The Best Books of 2019: Reprints!
/A good gauge of any book culture is the health of what it remembers about itself, and every year an encouraging variety of reprint volumes appears to speak a little optimism about the 21st century. The breadth and variety could always be better, but in 2019 they were very encouraging - even this list of the year’s best could have been twice as long.
10 The Longest Day & A Bridge Too Far by Cornelius Ryan (Library of America) - Despite being born in Ireland, Ryan entered the premiere US reprint line this year for his two bestselling and hugely enjoyable works of Second World War history.
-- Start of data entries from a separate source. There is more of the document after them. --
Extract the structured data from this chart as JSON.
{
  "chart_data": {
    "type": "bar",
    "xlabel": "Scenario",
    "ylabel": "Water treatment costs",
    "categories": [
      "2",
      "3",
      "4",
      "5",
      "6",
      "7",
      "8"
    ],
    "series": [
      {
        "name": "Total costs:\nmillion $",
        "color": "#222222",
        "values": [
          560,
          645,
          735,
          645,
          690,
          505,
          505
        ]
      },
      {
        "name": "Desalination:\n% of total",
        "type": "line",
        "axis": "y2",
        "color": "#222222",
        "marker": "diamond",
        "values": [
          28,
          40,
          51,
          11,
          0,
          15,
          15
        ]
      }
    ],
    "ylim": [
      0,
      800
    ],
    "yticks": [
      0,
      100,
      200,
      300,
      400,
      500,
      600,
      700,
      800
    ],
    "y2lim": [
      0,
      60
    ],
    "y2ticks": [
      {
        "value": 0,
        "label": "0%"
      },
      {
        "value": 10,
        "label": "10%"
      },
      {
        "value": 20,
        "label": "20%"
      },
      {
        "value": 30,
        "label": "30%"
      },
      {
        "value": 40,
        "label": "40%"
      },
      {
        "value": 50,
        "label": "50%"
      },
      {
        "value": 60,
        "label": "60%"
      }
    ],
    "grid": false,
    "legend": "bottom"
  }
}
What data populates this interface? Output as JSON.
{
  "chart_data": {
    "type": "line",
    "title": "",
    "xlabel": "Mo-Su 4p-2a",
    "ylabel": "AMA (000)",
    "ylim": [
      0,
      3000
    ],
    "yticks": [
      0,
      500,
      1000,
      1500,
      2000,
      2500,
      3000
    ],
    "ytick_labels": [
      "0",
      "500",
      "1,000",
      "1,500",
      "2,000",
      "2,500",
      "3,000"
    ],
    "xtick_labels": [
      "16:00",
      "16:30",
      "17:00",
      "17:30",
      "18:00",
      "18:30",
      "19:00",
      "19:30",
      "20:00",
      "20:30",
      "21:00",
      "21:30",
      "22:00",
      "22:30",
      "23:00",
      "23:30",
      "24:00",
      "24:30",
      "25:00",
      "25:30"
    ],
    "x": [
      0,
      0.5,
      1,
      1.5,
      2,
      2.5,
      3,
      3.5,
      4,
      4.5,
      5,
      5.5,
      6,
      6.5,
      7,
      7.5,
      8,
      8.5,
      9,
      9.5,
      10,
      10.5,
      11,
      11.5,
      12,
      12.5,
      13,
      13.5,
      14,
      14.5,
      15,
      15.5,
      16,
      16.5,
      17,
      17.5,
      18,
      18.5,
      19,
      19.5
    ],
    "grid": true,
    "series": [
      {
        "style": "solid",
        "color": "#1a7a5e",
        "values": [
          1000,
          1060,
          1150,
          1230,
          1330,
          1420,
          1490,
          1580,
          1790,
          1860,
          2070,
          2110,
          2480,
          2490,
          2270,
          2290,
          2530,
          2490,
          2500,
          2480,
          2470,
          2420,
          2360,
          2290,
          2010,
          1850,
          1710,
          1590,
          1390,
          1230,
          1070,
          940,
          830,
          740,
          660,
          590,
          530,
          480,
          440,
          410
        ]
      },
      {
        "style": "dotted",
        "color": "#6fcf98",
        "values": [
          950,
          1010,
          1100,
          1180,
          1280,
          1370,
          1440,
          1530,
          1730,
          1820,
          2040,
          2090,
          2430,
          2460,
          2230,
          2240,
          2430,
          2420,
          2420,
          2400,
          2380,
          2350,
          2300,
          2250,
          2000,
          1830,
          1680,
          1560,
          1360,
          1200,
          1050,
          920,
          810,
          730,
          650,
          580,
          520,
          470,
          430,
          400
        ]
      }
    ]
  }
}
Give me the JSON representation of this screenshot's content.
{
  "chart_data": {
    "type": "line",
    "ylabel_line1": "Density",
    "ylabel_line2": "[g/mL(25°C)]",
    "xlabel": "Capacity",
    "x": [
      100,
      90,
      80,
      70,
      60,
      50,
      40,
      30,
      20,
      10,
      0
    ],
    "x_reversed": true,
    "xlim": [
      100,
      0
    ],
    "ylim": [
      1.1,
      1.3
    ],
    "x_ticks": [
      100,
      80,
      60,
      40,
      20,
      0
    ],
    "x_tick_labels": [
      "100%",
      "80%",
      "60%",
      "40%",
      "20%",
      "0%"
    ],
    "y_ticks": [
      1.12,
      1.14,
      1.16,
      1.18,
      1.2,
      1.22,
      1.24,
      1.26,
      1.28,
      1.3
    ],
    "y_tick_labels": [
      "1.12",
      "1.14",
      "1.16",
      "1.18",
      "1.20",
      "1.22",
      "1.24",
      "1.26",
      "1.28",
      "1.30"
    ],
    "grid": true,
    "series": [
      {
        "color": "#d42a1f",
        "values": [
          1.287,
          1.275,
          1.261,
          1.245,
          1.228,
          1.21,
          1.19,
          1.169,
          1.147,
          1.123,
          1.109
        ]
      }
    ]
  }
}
9 This Trifling Distinction & You Should Have Started Earlier by John Gould (Down East) - Surely the year’s most surprising reprints were these two wonderful volumes from Down East, presenting some of the choice work of Christian Science Monitor columnist John Gould. Purely delightful that this wise, witty author has another audience to find.
8 My Seditious Heart by Arundhati Roy (Haymarket) - In the years between writing her two great novels, Arundhati Roy wrote a large amount of serious, questing deadline nonfiction, most of it collected here in this pleasingly fat volume.
7 Where the Light Falls by Nancy Hale (LOA) - This lovely Library of America volume reprinting the stories of great Bostonian novelist and short story writer Nancy Hale is likewise a cause for joy, bringing this author’s wonderful wry precision to a new audience.
6 The Collected Novels of Charles Wright (Harper) - It’s always a cause for celebration when Charles Wright’s three wise, hilarious novels get a new reading life; this Harper paperback presents them in all their raucous unpredictability for readers who may never have encountered them before.
5 Japanese Ghost Stories by Lafcadio Hearn (Penguin Classics) - Of all the Penguin Classic volumes to appear in 2019, this one featuring Lafcadio Hearn’s great Japanese supernatural narratives was the most welcome, full of the wonder and variety Hearn’s enchantment with his adopted home.
4 Darkness at Noon by Arthur Koestler, translated by Philip Boehm (Scribner) - It’s of course tempting to point out that this fully-restored and newly-translated edition of Koestler’s masterpiece has added relevance in the modern era, with totalitarian and totalitarian-friendly political movements seemingly sweeping the world. But really Koestler needs no such help - his book is plenty arresting on its own.
3 The Collected Stories of Eudora Welty (Mariner) - Three cheers to Mariner Books for this gorgeous redesign of Eudora Welty’s great stories, an attractive paperback full of Welty’s greatest work.
2 The Stories of Alice Adams (Vintage) - This sedate reprint of the sharp, bristling stories of Alice Adams was timed to coincide with Carol Sklenicka’s wonderful new biography of this unjustly forgotten great 20th century American writer, and in many ways it’s appearance is even more important, since these stories retain every bit of their power to amaze.
1 American Science Fiction: Eight Classic Novels of the 1960s (Library of America) - It’s been almost a decade since Library of America brought out its box set of nine science fiction novels from the 1950s. That set included novels ranging from the gimmicky and insipid to the first-rate, and that mixture created the set’s fascinating charm - and it’s duplicated here, with a set of eight novels from the 1960s, including Joanna Russ’ Picnic on Paradise and Samuel Delany’s Nova. A joy for science fiction fans, this, the best reprint set of 2019.